Une journée dans la peau d’un étudiant japonais

Que fait un japonais à l’université ? En examinant le passé et le futur de l’étudiant japonais lambda, on pourrait être tenté de répondre : il travaille. Mais est-il aussi sérieux que l’on a tendance à le croire ? Pour le vérifier il faudra entrer, le temps d’une journée, dans la vie d’un étudiant japonais.
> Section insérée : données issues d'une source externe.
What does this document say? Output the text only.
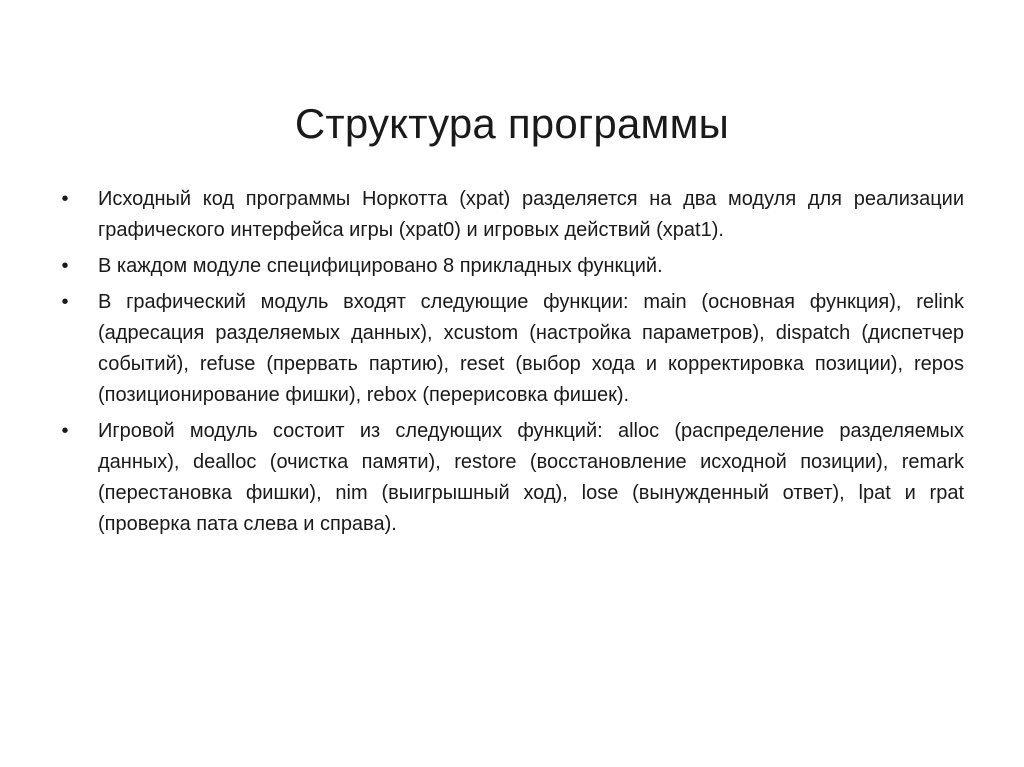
Структура программы
• Исходный код программы Норкотта (xpat) разделяется на два модуля для реализации графического интерфейса игры (xpat0) и игровых действий (xpat1).
• В каждом модуле специфицировано 8 прикладных функций.
• В графический модуль входят следующие функции: main (основная функция), relink (адресация разделяемых данных), xcustom (настройка параметров), dispatch (диспетчер событий), refuse (прервать партию), reset (выбор хода и корректировка позиции), repos (позиционирование фишки), rebox (перерисовка фишек).
• Игровой модуль состоит из следующих функций: alloc (распределение разделяемых данных), dealloc (очистка памяти), restore (восстановление исходной позиции), remark (перестановка фишки), nim (выигрышный ход), lose (вынужденный ответ), lpat и rpat (проверка пата слева и справа).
Des ‘‘ Stupeurs et tremblements ‘‘…
Côté passé, les écoliers japonais vont à l’école, comme leurs condisciples étrangers, mais en plus des heures règlementaires, ils passent une partie appréciable de leurs soirées à étudier dans des cours du soir. Et ce dès l’école primaire afin d’intégrer le meilleur collège, le meilleur lycée, la meilleure université et finalement, dans la continuité de cette « carrière des honneurs », la meilleure entreprise. Ce qui nous amène au futur de l’étudiant : devenu salary-man, notre ex-étudiant prendra les transports en commun tous les matins, arrivera tôt à son bureau et n’en repartira que tard le soir, en compagnie de ses collègues avec qui il ira prendre un verre avant de rentrer chez lui, bien après que ses enfants se seront couchés. Bien sûr il ne prendra pas la moitié de ses congés, de peur de déplaire à son supérieur.

… à l’oisiveté étudiante
Revenons à notre étudiant !
Il travaille direz-vous. Eh bien non. Après une enfance passée à étudier et avant une vie de dur labeur, le temps de l’université est réservé à la détente. Les japonais profitent de cette pause de quelques années pour n’assister que très modérément aux cours, faire partie d’associations étudiantes et faire la fête le soir. D’abord les études : les cours en amphithéâtre, non obligatoires, sont fréquemment désertés et ceux qui y assistent bénéficient d’un étrange privilège. Ils peuvent s’ils le désirent dormir en classe. On considère au Japon qu’il est plus utile de s’assoupir quelques minutes que de mobiliser toutes ses facultés pour rester éveillé. Mais l’essentiel de la vie étudiante se situe au-delà des salles de classes. La vie associative est particulièrement développée dans les universités japonaises et rares sont les étudiants qui ne sont pas membres d’au moins un club. Du cercle des décorateurs de sapins de Noël à l’orchestre jazz de l’école, en passant par l’équipe d’athlétisme et celle de chearleaders masculine, les associations sont légions. Il y règne une structure sociale qui reflète l’organisation de la société japonaise : les plus anciens ou « senpai » conseillent et forment leurs cadets ou « kohai ». Ce sont aussi eux qui généralement les initient à la bière à l’occasion des sorties dans les bars.

Du baito au 1er emploi
En plus de leurs obligations universitaires, la plupart des étudiants japonais ont un « baito » : ils travaillent à mi-temps dans des superettes, des restaurants ou agitent des feux pour éloigner les automobilistes des travaux la nuit. Les recettes de ces petits jobs, qui approchent souvent les mille euros par mois, financent soirées à boire, karaokés et autres game center. Pour ceux qui sont dans leurs dernières années d’études, ces activités sont remplacées par la recherche d’un emploi. Les étudiants vont alors d’entretien en entretien. Curieusement, ils ne postulent pas à un poste mais à une entreprise, les étudiants issus des universités les plus prestigieuses entrant généralement dans les entreprises les mieux cotées. Leur salaire et la nature de leur emploi ne leur seront révélés qu’à leur entrée dans l’entreprise.

Des nuits à l’étroit
Quand il rentre chez lui le soir, l’étudiant japonais est donc très fatigué. C’est tant mieux car ainsi il n’a pas le temps de se lamenter sur le peu de mètres carrés qui composent son espace vital, vu le prix des loyers à Tokyo. Certains étudiants ont même recours à un type de logement particulier : dans des résidences assez vétustes on peut louer à proximité des universités de toutes petites chambres, de quelques tatamis et souvent pas parfaitement isolées pour moins de 200 euros par mois, une broutille à Tokyo. Leur particularité est qu’elles ne disposent pas de salle de bain ! Leurs occupants doivent se rendre quotidiennement aux bains publics du quartier pour leur toilette. C’est dans cet endroit inattendu, immergé dans de grands bassins parmi des japonais du même sexe qui évoluent nus dans l’atmosphère embuée de la salle, dans un antique établissement au coeur des gratte-ciels de Tokyo que l’étudiant peut éprouver, le temps d’un bain, la sérénité japonaise.